Reading in College

My experience in writing seminar has benefited not only my writing but also my general outlook on issues that surround us all. One of the major issues I had at the outset of the class was finding good topics to write on. This lack of thought provoking issues prompted me to start reading the newspaper (almost) everyday. This is something that has benefited me throughout my college experience especially because I am a Government and Law Major which focuses so much on the issues of today. Skimming the front page of the New York Times has helped me since I came to Lafayette. Doing this everyday benefits me with not only the information but also helps me get ready for class. Just by reading a few articles over a cup of coffee every morning I get myself mentally prepared to come to class and contribute. But I am forced to ask why do I read the paper? I read the paper because it is work. Reading the paper has a direct correlation, in my mind, to my grade. Reading the newspaper is characteristic of my relationship with reading up to this point.

This is to say that I read for school almost exclusively. Reading has not become a major aspect of my life and it is a troubling reality. Every single one of my classes requires around 100 pages of reading a week and these texts are not necessarily the most stimulating pieces of literature. I often find myself having to read things over and over again in order to comprehend the texts at the level expected in a Lafayette classroom. Reading has become nothing more then a task and that is a sad realization. I see everyday examples of people, such as my parents, who consider the time they get to read the best part of their day. This is something I recognize as an issue and I am trying to work on that, but when you take four classes in which you are expected to read between 50 and 100 pages a week it becomes hard to disassociate reading with work.

Look for example at the syllabus of any class at Lafayette. The amount of reading expected to be completed by every student is staggering.

245 Syllabus 2013-13

These realizations have made me consider Mark Edmundson’s Who are You and What Are You Doing Here?  This piece, presented to an incoming class of college freshman, takes a similar stance to what I have experienced in my relationship with, not only reading, but education in general.

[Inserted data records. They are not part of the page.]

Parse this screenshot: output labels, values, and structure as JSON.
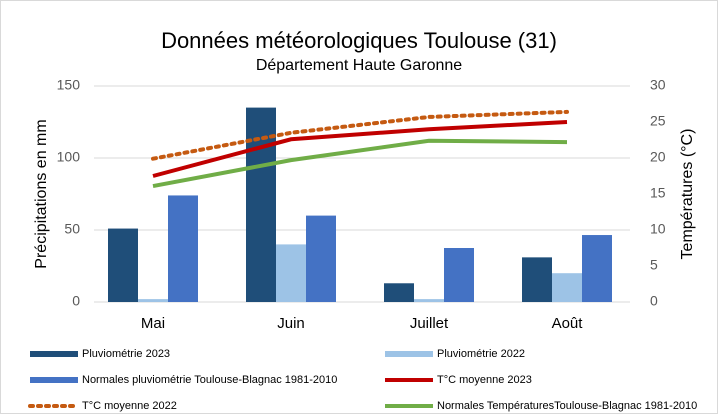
{
  "chart_data": {
    "type": "bar",
    "title": "Données météorologiques Toulouse (31)",
    "subtitle": "Département Haute Garonne",
    "y_label": "Précipitations en mm",
    "y2_label": "Températures (°C)",
    "categories": [
      "Mai",
      "Juin",
      "Juillet",
      "Août"
    ],
    "series": [
      {
        "name": "Pluviométrie 2023",
        "type": "bar",
        "color": "#1f4e79",
        "values": [
          51,
          135,
          13,
          31
        ]
      },
      {
        "name": "Pluviométrie 2022",
        "type": "bar",
        "color": "#9dc3e6",
        "values": [
          2,
          40,
          2,
          20
        ]
      },
      {
        "name": "Normales pluviométrie Toulouse-Blagnac 1981-2010",
        "type": "bar",
        "color": "#4472c4",
        "values": [
          74,
          60,
          37.5,
          46.5
        ]
      },
      {
        "name": "T°C moyenne 2023",
        "type": "line",
        "axis": "y2",
        "color": "#c00000",
        "values": [
          17.5,
          22.6,
          24,
          25
        ]
      },
      {
        "name": "T°C moyenne 2022",
        "type": "line",
        "axis": "y2",
        "dash": "dotted",
        "color": "#c55a11",
        "values": [
          19.9,
          23.5,
          25.7,
          26.4
        ]
      },
      {
        "name": "Normales TempératuresToulouse-Blagnac 1981-2010",
        "type": "line",
        "axis": "y2",
        "color": "#70ad47",
        "values": [
          16.1,
          19.7,
          22.4,
          22.2
        ]
      }
    ],
    "ylim": [
      0,
      150
    ],
    "yticks": [
      0,
      50,
      100,
      150
    ],
    "y2lim": [
      0,
      30
    ],
    "y2ticks": [
      0,
      5,
      10,
      15,
      20,
      25,
      30
    ],
    "grid": true,
    "legend": "bottom"
  }
}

Edmundson proposes education, not as some inherent value of college, but rather an experience that must be actively pursued in college in order to be achieved. It is not something that will occur in four years at college. Too Edmundson higher education has simply become another check on the job application, a means to an end. That end being a job, or med school, or law school. I completely agree with Edmundson, students have become obsessed so much with getting to the real world that the real world of college, the true value, has been lost.